Erika’s recent fifty-three minute live track, “The Filtered Sun,” provides a powerful example of her mastery of both the 606 and electronic textures in general. The artist describes the recording as “a live album about life underwater, heat and chemicals, light and motion, in alternate languages, across time.” The track’s rich atmosphere evokes all those things and more.
"The cluster of six sine wave oscillators running through parallel bandpass and high-pass filters clang with metallic fury."
Circuit Appeal
So what is it about the TR-606’s circuitry? It’s raw, simple. The kick is two oscillators run through a resonant twin-T filter – the same filter used on some guitar distortion pedals.
The snare is straightforward, too, with a characteristic high-pass filter. And the cymbal makes the package. The cluster of six sine wave oscillators running through parallel bandpass and high-pass filters clang with metallic fury. All respond in nuanced ways to accents. This helps the 606 sound subtler or more aggressive, even before you add outboard effects.

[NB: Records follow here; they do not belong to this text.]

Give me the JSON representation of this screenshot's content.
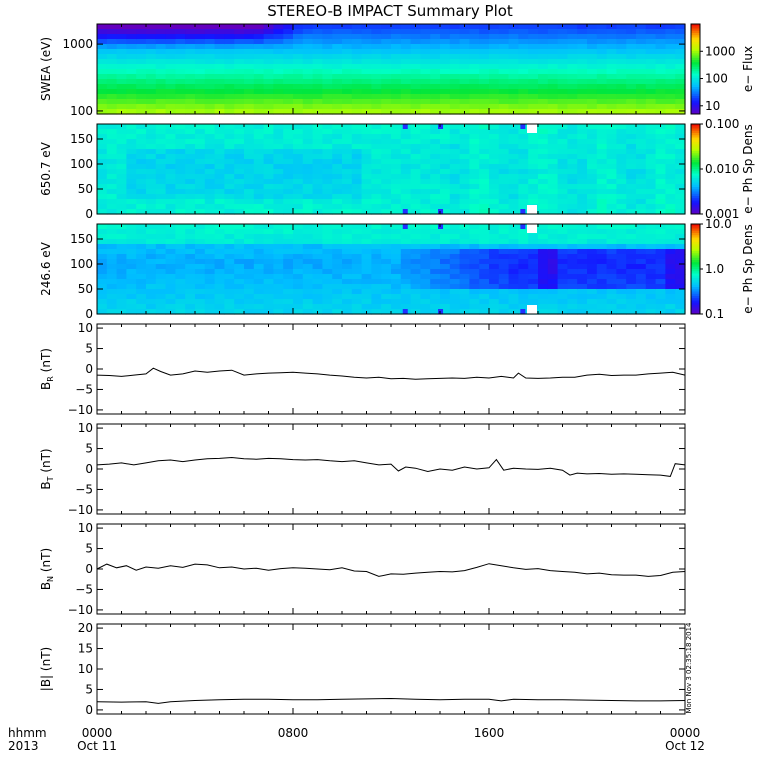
{
  "title": "STEREO-B IMPACT Summary Plot",
  "stamp": "Mon Nov 3 02:35:18 2014",
  "time_axis": {
    "row_label_1": "hhmm",
    "row_label_2": "2013",
    "ticks": [
      {
        "hour": 0,
        "label": "0000",
        "date": "Oct 11"
      },
      {
        "hour": 8,
        "label": "0800",
        "date": ""
      },
      {
        "hour": 16,
        "label": "1600",
        "date": ""
      },
      {
        "hour": 24,
        "label": "0000",
        "date": "Oct 12"
      }
    ],
    "range_hours": [
      0,
      24
    ]
  },
  "chart_data": [
    {
      "type": "heatmap",
      "id": "swea",
      "ylabel": "SWEA (eV)",
      "ylog": true,
      "ylim": [
        90,
        2000
      ],
      "yticks": [
        100,
        1000
      ],
      "yticklabels": [
        "100",
        "1000"
      ],
      "colorbar": {
        "label": "e− Flux",
        "log": true,
        "range": [
          5,
          10000
        ],
        "ticks": [
          10,
          100,
          1000
        ],
        "ticklabels": [
          "10",
          "100",
          "1000"
        ]
      }
    },
    {
      "type": "heatmap",
      "id": "pad650",
      "ylabel": "650.7 eV",
      "ylim": [
        0,
        180
      ],
      "yticks": [
        0,
        50,
        100,
        150
      ],
      "yticklabels": [
        "0",
        "50",
        "100",
        "150"
      ],
      "colorbar": {
        "label": "e− Ph Sp Dens",
        "log": true,
        "range": [
          0.001,
          0.1
        ],
        "ticks": [
          0.001,
          0.01,
          0.1
        ],
        "ticklabels": [
          "0.001",
          "0.010",
          "0.100"
        ]
      }
    },
    {
      "type": "heatmap",
      "id": "pad246",
      "ylabel": "246.6 eV",
      "ylim": [
        0,
        180
      ],
      "yticks": [
        0,
        50,
        100,
        150
      ],
      "yticklabels": [
        "0",
        "50",
        "100",
        "150"
      ],
      "colorbar": {
        "label": "e− Ph Sp Dens",
        "log": true,
        "range": [
          0.1,
          10
        ],
        "ticks": [
          0.1,
          1,
          10
        ],
        "ticklabels": [
          "0.1",
          "1.0",
          "10.0"
        ]
      }
    },
    {
      "type": "line",
      "id": "br",
      "ylabel_main": "B",
      "ylabel_sub": "R",
      "ylabel_unit": " (nT)",
      "ylim": [
        -11,
        11
      ],
      "yticks": [
        -10,
        -5,
        0,
        5,
        10
      ],
      "yticklabels": [
        "−10",
        "−5",
        "0",
        "5",
        "10"
      ],
      "x": [
        0,
        0.5,
        1,
        1.5,
        2,
        2.3,
        2.6,
        3,
        3.5,
        4,
        4.5,
        5,
        5.5,
        6,
        6.5,
        7,
        7.5,
        8,
        8.5,
        9,
        9.5,
        10,
        10.5,
        11,
        11.5,
        12,
        12.5,
        13,
        13.5,
        14,
        14.5,
        15,
        15.5,
        16,
        16.5,
        17,
        17.2,
        17.5,
        18,
        18.5,
        19,
        19.5,
        20,
        20.5,
        21,
        21.5,
        22,
        22.5,
        23,
        23.5,
        24
      ],
      "y": [
        -1.5,
        -1.6,
        -1.8,
        -1.5,
        -1.2,
        0.2,
        -0.6,
        -1.5,
        -1.2,
        -0.5,
        -0.8,
        -0.5,
        -0.3,
        -1.5,
        -1.2,
        -1.0,
        -0.9,
        -0.8,
        -1.0,
        -1.2,
        -1.5,
        -1.7,
        -2.0,
        -2.2,
        -2.0,
        -2.4,
        -2.3,
        -2.5,
        -2.4,
        -2.3,
        -2.2,
        -2.3,
        -2.0,
        -2.2,
        -1.8,
        -2.2,
        -1.0,
        -2.2,
        -2.3,
        -2.2,
        -2.0,
        -2.0,
        -1.5,
        -1.3,
        -1.6,
        -1.5,
        -1.5,
        -1.2,
        -1.0,
        -0.8,
        -1.5
      ]
    },
    {
      "type": "line",
      "id": "bt",
      "ylabel_main": "B",
      "ylabel_sub": "T",
      "ylabel_unit": " (nT)",
      "ylim": [
        -11,
        11
      ],
      "yticks": [
        -10,
        -5,
        0,
        5,
        10
      ],
      "yticklabels": [
        "−10",
        "−5",
        "0",
        "5",
        "10"
      ],
      "x": [
        0,
        0.5,
        1,
        1.5,
        2,
        2.5,
        3,
        3.5,
        4,
        4.5,
        5,
        5.5,
        6,
        6.5,
        7,
        7.5,
        8,
        8.5,
        9,
        9.5,
        10,
        10.5,
        11,
        11.5,
        12,
        12.3,
        12.6,
        13,
        13.5,
        14,
        14.5,
        15,
        15.5,
        16,
        16.3,
        16.6,
        17,
        17.5,
        18,
        18.5,
        19,
        19.3,
        19.6,
        20,
        20.5,
        21,
        21.5,
        22,
        22.5,
        23,
        23.4,
        23.6,
        24
      ],
      "y": [
        1.0,
        1.2,
        1.5,
        1.0,
        1.5,
        2.0,
        2.2,
        1.8,
        2.2,
        2.5,
        2.6,
        2.8,
        2.5,
        2.4,
        2.6,
        2.5,
        2.3,
        2.2,
        2.3,
        2.0,
        1.8,
        2.0,
        1.5,
        1.0,
        1.2,
        -0.5,
        0.5,
        0.2,
        -0.6,
        0.0,
        -0.3,
        0.5,
        0.0,
        0.3,
        2.3,
        -0.3,
        0.2,
        0.0,
        -0.1,
        0.2,
        -0.3,
        -1.5,
        -1.0,
        -1.2,
        -1.1,
        -1.3,
        -1.2,
        -1.3,
        -1.4,
        -1.5,
        -1.8,
        1.3,
        1.0
      ]
    },
    {
      "type": "line",
      "id": "bn",
      "ylabel_main": "B",
      "ylabel_sub": "N",
      "ylabel_unit": " (nT)",
      "ylim": [
        -11,
        11
      ],
      "yticks": [
        -10,
        -5,
        0,
        5,
        10
      ],
      "yticklabels": [
        "−10",
        "−5",
        "0",
        "5",
        "10"
      ],
      "x": [
        0,
        0.4,
        0.8,
        1.2,
        1.6,
        2,
        2.5,
        3,
        3.5,
        4,
        4.5,
        5,
        5.5,
        6,
        6.5,
        7,
        7.5,
        8,
        8.5,
        9,
        9.5,
        10,
        10.5,
        11,
        11.5,
        12,
        12.5,
        13,
        13.5,
        14,
        14.5,
        15,
        15.5,
        16,
        16.5,
        17,
        17.5,
        18,
        18.5,
        19,
        19.5,
        20,
        20.5,
        21,
        21.5,
        22,
        22.5,
        23,
        23.5,
        24
      ],
      "y": [
        0.0,
        1.2,
        0.3,
        0.8,
        -0.3,
        0.5,
        0.2,
        0.8,
        0.4,
        1.2,
        1.0,
        0.3,
        0.5,
        0.0,
        0.2,
        -0.3,
        0.1,
        0.3,
        0.2,
        0.0,
        -0.2,
        0.3,
        -0.5,
        -0.6,
        -1.8,
        -1.2,
        -1.3,
        -1.0,
        -0.8,
        -0.6,
        -0.7,
        -0.4,
        0.4,
        1.3,
        0.8,
        0.3,
        -0.1,
        0.1,
        -0.4,
        -0.6,
        -0.8,
        -1.2,
        -1.0,
        -1.4,
        -1.5,
        -1.5,
        -1.8,
        -1.6,
        -0.8,
        -0.6
      ]
    },
    {
      "type": "line",
      "id": "bmag",
      "ylabel_main": "|B| (nT)",
      "ylim": [
        -1,
        21
      ],
      "yticks": [
        0,
        5,
        10,
        15,
        20
      ],
      "yticklabels": [
        "0",
        "5",
        "10",
        "15",
        "20"
      ],
      "x": [
        0,
        1,
        2,
        2.5,
        3,
        4,
        5,
        6,
        7,
        8,
        9,
        10,
        11,
        12,
        13,
        14,
        15,
        16,
        16.5,
        17,
        18,
        19,
        20,
        21,
        22,
        23,
        24
      ],
      "y": [
        2.0,
        1.9,
        2.0,
        1.6,
        2.0,
        2.3,
        2.5,
        2.6,
        2.6,
        2.5,
        2.5,
        2.6,
        2.7,
        2.8,
        2.6,
        2.5,
        2.6,
        2.6,
        2.2,
        2.6,
        2.5,
        2.5,
        2.4,
        2.3,
        2.2,
        2.2,
        2.3
      ]
    }
  ]
}
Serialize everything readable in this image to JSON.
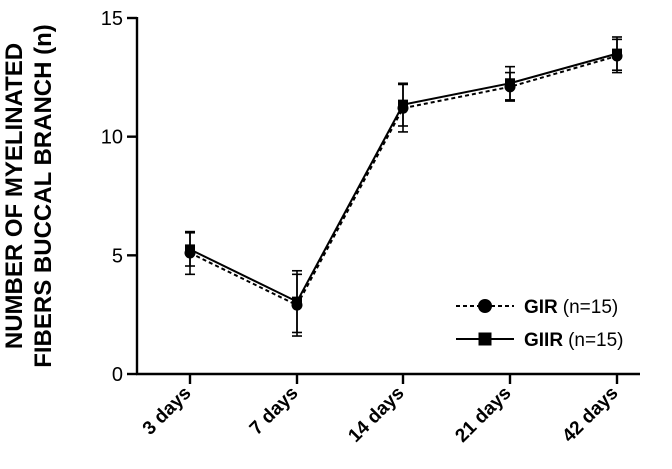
{
  "chart_data": {
    "type": "line",
    "xlabel": "",
    "ylabel_lines": [
      "NUMBER OF MYELINATED",
      "FIBERS BUCCAL BRANCH (n)"
    ],
    "categories": [
      "3 days",
      "7 days",
      "14 days",
      "21 days",
      "42 days"
    ],
    "ylim": [
      0,
      15
    ],
    "yticks": [
      0,
      5,
      10,
      15
    ],
    "series": [
      {
        "name": "GIR",
        "legend_note": "(n=15)",
        "marker": "circle",
        "line_style": "dashed",
        "color": "#000000",
        "values": [
          5.1,
          2.9,
          11.2,
          12.1,
          13.4
        ],
        "error": [
          0.9,
          1.3,
          1.0,
          0.6,
          0.7
        ]
      },
      {
        "name": "GIIR",
        "legend_note": "(n=15)",
        "marker": "square",
        "line_style": "solid",
        "color": "#000000",
        "values": [
          5.25,
          3.05,
          11.35,
          12.25,
          13.5
        ],
        "error": [
          0.7,
          1.3,
          0.9,
          0.7,
          0.7
        ]
      }
    ],
    "legend_position": "lower-right",
    "grid": false
  }
}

It has all the elegance of design associated with engineer Tadao Kikumoto and his team. Recall, this is the same crew behind the 808, 303, and 909. Still, the 606, perhaps more than the others, has also been heavily modded. The reason is apparent if you look inside one: clear, easily accessible exposed traces.
Alive and Kicking
The 606 is alive and well—and live. Artists like Erika, Adam Jay, and others are taking the little silver box into new cosmic worlds, a tiny space capsule. The Roland Cloud virtual version even brings the Drumatix vibe into DAWs.
Like the TR-06 hardware, the Roland Cloud version also includes swing/shuffle, opening it up to more genres. Somehow, nearly 40 years later, the 606 sounds like it was just invented to be whatever you want.